Uhana solutions will be injected into VMware’s Telco Cloud and Edge Cloud portfolio aimed at providing the telecom industry to help with the transition to 5G. Additionally, Uhana technology will empower intelligence and analytics for VMware Smart Assurance and VMware Smart Experience products.

VMware Smart Assurance is an automated service assurance solution designed to bridge the gap between the virtual and physical worlds. It provides holistic monitoring and network management across all layers for rapid insights and improved customer experience. VMware Smart Experience is a modular big data product that consumes data streams and provide real-time analytics capabilities to generate insights to solve problems.

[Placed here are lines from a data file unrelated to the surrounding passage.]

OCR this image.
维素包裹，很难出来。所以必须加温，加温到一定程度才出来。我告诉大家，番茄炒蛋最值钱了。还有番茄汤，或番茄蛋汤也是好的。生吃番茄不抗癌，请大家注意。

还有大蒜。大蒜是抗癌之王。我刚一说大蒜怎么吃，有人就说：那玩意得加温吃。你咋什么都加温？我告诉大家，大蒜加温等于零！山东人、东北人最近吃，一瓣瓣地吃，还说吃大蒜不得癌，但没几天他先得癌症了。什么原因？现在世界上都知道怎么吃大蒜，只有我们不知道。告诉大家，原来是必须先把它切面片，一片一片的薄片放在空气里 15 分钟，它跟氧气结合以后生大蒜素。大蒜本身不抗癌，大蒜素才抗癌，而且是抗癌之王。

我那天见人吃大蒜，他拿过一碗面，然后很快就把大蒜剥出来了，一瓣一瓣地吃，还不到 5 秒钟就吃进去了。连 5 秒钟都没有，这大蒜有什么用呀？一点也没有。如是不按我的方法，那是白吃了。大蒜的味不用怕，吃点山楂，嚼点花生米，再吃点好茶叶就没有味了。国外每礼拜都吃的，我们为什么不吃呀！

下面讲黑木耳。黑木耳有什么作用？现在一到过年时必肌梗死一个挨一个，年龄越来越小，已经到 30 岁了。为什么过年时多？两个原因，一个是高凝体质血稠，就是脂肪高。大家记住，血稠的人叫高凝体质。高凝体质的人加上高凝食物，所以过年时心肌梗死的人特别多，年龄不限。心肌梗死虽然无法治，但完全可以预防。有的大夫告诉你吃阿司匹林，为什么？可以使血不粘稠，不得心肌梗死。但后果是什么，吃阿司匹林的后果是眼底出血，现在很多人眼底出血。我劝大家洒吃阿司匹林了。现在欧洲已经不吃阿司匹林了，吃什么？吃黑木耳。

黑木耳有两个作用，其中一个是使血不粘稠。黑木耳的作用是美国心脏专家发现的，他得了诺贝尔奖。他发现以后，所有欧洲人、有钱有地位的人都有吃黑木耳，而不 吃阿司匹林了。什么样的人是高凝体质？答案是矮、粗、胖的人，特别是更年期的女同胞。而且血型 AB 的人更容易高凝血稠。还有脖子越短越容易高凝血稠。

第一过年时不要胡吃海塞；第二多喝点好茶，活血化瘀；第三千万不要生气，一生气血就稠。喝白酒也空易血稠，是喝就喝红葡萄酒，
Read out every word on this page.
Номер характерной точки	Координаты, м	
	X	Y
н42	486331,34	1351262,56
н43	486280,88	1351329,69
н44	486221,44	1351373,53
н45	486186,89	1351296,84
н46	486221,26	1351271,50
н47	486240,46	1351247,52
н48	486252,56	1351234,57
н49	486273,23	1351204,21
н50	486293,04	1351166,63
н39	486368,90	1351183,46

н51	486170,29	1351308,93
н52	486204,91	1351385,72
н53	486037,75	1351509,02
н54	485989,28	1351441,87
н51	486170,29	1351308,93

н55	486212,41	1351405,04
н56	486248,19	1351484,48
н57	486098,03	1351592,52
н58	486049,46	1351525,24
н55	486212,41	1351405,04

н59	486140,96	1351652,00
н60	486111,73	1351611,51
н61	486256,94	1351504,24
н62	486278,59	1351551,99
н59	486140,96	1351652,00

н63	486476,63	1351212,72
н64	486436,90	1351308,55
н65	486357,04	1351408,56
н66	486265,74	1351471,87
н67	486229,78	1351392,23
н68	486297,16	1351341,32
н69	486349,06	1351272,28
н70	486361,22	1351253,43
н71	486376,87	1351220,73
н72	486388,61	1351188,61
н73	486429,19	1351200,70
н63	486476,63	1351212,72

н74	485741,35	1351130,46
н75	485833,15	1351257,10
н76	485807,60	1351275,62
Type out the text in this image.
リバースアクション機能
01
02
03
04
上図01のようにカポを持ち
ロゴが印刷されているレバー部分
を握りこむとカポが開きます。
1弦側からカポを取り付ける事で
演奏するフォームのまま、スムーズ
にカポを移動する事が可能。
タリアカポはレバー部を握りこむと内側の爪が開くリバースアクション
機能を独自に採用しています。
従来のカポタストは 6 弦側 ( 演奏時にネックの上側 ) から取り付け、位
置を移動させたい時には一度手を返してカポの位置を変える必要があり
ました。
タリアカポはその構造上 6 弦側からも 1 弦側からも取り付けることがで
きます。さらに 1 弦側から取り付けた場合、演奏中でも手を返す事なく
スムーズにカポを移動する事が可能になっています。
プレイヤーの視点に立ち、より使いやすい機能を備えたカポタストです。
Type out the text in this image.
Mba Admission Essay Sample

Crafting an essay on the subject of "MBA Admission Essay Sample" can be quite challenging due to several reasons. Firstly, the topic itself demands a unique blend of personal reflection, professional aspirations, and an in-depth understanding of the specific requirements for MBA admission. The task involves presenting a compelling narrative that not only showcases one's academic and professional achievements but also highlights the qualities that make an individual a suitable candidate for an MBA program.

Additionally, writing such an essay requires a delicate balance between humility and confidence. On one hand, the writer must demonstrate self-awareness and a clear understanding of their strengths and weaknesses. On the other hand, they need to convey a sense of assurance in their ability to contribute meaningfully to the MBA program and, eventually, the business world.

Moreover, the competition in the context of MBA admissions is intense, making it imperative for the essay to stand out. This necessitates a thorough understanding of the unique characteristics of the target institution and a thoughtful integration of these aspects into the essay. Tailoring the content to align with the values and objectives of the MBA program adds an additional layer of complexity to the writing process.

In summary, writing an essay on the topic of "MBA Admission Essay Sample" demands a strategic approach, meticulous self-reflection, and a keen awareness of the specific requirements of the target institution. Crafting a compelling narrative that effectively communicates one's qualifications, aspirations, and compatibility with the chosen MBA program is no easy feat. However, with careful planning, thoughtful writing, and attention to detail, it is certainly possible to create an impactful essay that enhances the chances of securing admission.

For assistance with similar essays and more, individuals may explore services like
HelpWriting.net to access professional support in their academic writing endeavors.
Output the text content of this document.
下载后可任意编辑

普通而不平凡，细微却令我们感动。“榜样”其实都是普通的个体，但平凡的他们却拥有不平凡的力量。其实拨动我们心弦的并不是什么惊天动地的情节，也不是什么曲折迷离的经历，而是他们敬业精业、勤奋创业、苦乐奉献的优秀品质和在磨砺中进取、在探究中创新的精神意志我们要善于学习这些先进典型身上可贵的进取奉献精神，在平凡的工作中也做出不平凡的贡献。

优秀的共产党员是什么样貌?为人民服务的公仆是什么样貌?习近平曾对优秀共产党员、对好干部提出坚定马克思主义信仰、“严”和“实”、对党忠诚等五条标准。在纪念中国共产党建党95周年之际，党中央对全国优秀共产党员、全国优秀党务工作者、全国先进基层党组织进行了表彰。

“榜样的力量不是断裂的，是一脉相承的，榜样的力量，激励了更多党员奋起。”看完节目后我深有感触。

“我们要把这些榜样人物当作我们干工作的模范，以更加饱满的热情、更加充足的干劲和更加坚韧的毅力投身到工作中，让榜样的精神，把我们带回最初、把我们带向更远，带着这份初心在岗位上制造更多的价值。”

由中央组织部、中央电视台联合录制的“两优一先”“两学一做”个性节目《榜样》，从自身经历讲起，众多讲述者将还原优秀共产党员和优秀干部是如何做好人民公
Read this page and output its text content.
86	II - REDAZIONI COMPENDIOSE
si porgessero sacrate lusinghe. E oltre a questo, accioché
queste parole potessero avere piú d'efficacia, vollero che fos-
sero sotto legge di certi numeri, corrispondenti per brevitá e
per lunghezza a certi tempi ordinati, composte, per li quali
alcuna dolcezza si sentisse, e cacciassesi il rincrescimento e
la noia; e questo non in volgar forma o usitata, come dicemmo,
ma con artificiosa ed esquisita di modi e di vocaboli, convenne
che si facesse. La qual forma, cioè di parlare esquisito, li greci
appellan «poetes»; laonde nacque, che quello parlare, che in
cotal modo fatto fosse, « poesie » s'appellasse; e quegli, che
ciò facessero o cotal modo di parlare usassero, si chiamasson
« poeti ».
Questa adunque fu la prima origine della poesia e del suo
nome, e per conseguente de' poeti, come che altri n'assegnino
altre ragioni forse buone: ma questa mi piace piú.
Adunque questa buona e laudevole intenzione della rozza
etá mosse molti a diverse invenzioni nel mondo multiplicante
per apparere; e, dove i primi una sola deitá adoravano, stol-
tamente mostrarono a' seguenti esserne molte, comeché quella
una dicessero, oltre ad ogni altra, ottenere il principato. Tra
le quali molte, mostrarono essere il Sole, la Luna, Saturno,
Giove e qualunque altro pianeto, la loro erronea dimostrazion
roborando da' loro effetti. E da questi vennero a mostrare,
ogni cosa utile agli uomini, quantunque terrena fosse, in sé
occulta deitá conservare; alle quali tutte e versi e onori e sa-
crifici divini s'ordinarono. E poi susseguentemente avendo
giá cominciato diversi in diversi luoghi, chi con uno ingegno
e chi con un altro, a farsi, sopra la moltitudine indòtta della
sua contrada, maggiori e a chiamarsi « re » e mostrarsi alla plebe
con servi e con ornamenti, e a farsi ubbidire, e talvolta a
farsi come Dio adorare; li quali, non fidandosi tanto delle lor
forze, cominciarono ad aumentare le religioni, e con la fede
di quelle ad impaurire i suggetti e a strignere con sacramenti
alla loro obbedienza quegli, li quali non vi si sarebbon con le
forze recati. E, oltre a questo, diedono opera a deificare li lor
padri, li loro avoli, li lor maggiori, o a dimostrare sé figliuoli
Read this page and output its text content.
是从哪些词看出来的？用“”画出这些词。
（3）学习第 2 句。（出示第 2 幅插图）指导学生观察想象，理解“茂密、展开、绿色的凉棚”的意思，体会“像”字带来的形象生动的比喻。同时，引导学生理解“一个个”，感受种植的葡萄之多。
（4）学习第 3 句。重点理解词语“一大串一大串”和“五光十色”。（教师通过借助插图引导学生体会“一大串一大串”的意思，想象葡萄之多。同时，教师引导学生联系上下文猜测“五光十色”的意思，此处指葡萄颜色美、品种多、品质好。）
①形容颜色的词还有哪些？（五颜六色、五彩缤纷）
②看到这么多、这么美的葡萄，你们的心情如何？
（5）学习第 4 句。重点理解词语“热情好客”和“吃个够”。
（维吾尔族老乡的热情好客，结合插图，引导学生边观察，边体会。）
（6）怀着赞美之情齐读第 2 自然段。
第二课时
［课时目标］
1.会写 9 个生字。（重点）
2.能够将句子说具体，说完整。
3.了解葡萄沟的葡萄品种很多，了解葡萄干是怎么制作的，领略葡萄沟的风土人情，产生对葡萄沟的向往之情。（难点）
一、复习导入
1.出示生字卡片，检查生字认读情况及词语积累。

VMware’s Telco Cloud business is a multi-cloud strategy to enable the unification of a network and IT environment while connecting it to private enterprise clouds, edge clouds and public clouds. VMware’s teclo cloud platform includes technologies such as software-defined WAN (SD-WAN), managed security and digital workspace solutions.

Uhana’s cloud software platform uses neural networking to boost the automation capabilities of CSP networks which can be added to either public or private cloud infrastructure. “Uhana will further support VMware’s ability to support and to serve the telecom industry and deepen intelligence in the journey to 5G,” said Sachin Katti, co-founder of Uhana in a statement.

VMware’s 11-Month M&A Tear

VMware has been on an acquisition binge over the past 11 months, announcing plans to buy a total of seven companies including its August 2018 purchase of CloudHealth Technologies. The Uhana and Bitfusion acquisition announcements came just a week apart from each other this month.

This year, VMware closed the acquisition of software networking innovator Avi Networks in a move to bring the public cloud experience to the data center by creating the “industry’s only complete software-defined networking stack” built for the modern multi-cloud era. For a total price tag of $550 million, VMware acquired Kubernetes star Heptio in late 2018.

With the except of Heptio, the seven acquisitions -- which also includes application deployment specialist Bitnami and AetherPal – have had no financial terms attached to the deals. However, it is sufficient to say that VMware has spent well over $1 billion in acquisitions over the past 11 months as its strategic and operational relationship with Dell Technologies hits its stride.